Régulation de la signalisation de cassures d'ADN double brin dans le cancer cervical

 

Amélie Fradet-Turcotte

Centre de recherche du Centre hospitalier universitaire de Québec

 

Domaine : cancer

Programme chercheurs-boursiers - Junior 1

Concours 2015-2016

Human papillomaviruses (HPV) are small viruses that infect the cells of the epithelium that composes the skin and mucus membranes. While our immune system efficiently eliminates most HPV infections, the persistent ones lead to the appearance of cervical lesions, the precursors of cervical cancer in many patients. Infections that are caused by the ''high risk'' type of HPV are required but not sufficient for the development of cervical cancer. Indeed, the infected cells need to undergo additional changes to transition into cancer cells. These alterations are acquired when cells accumulate DNA damage or mutations. In healthy cells, the integrity of the genetic information stored in the DNA is safeguarded by a group of proteins that work together to rapidly detect and repair DNA damage. When the lesions are not faithfully repaired, the genetic information is modified and the cell becomes cancerous.
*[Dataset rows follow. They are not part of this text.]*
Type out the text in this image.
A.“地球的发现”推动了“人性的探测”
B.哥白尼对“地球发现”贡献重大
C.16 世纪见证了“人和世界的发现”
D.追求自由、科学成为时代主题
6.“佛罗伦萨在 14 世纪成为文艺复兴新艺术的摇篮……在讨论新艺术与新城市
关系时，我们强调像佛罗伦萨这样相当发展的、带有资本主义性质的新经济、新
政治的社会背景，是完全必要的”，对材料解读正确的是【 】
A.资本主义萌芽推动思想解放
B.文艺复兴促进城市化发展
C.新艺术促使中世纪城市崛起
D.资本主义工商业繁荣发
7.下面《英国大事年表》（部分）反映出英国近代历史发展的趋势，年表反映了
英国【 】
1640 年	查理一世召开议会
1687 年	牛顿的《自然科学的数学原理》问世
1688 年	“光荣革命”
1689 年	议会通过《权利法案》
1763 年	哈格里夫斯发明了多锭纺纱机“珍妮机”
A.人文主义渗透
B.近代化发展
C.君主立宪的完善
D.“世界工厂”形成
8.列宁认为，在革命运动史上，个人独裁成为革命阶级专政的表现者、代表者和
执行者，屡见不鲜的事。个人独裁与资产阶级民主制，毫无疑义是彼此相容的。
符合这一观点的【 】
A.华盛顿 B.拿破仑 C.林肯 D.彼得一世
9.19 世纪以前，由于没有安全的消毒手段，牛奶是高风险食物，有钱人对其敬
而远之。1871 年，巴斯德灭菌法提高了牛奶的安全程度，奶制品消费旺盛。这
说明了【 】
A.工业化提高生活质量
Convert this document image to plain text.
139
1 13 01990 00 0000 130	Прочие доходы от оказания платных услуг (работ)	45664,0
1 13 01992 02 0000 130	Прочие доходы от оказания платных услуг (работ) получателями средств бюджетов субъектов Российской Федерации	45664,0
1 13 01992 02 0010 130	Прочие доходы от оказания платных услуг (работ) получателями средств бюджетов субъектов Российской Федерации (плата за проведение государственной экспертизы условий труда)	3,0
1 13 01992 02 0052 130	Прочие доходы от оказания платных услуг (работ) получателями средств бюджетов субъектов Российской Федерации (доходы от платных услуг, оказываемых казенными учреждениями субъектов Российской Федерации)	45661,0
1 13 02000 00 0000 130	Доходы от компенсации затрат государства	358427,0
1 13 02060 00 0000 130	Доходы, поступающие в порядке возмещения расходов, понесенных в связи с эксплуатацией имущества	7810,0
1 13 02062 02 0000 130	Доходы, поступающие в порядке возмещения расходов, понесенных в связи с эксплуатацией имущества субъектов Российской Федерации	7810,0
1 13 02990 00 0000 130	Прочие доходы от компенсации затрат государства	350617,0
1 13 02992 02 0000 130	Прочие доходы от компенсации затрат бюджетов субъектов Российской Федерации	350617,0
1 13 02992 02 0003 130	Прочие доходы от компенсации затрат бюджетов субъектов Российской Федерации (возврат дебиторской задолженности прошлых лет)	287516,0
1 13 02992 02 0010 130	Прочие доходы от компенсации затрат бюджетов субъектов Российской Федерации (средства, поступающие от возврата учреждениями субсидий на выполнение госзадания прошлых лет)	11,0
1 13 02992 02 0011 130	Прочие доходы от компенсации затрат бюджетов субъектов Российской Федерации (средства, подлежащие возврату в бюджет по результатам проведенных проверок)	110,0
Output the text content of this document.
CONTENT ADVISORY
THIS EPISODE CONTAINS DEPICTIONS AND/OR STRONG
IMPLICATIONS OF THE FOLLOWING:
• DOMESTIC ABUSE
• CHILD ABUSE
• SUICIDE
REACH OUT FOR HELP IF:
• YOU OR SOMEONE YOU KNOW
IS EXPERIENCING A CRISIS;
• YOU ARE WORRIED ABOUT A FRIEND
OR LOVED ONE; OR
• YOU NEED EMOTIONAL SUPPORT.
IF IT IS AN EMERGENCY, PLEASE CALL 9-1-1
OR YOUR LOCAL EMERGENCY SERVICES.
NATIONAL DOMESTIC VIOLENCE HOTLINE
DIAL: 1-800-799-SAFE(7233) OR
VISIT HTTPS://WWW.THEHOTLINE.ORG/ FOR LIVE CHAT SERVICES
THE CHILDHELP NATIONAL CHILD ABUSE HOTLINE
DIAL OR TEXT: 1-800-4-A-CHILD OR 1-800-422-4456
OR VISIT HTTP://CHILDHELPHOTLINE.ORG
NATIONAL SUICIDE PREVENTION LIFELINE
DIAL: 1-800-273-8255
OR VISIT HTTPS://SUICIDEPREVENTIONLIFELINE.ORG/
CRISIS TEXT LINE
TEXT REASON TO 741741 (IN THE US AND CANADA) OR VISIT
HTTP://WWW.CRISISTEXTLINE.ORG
The main goal of our research is to understand how the virus disrupts detection and repair of the DNA lesions and how this process contributes to the development of cervical cancer. Specifically, we want to identify the mechanisms by which the virus hijacks the proteins that are required to detect and repair the DNA damage that leads to cancer development. Furthermore, we will investigate changes in the intracellular environment caused by viral infection challenges the capacity of the cell to choose the right DNA repair pathway and how these changes affect the reaction of the cells to anti-cancer treatments. To achieve these objectives, we will use techniques such as microscopy to track the proteins that detect DNA damage and experimental systems that will allow us to follow the different DNA repair pathways in cervical cancer cells.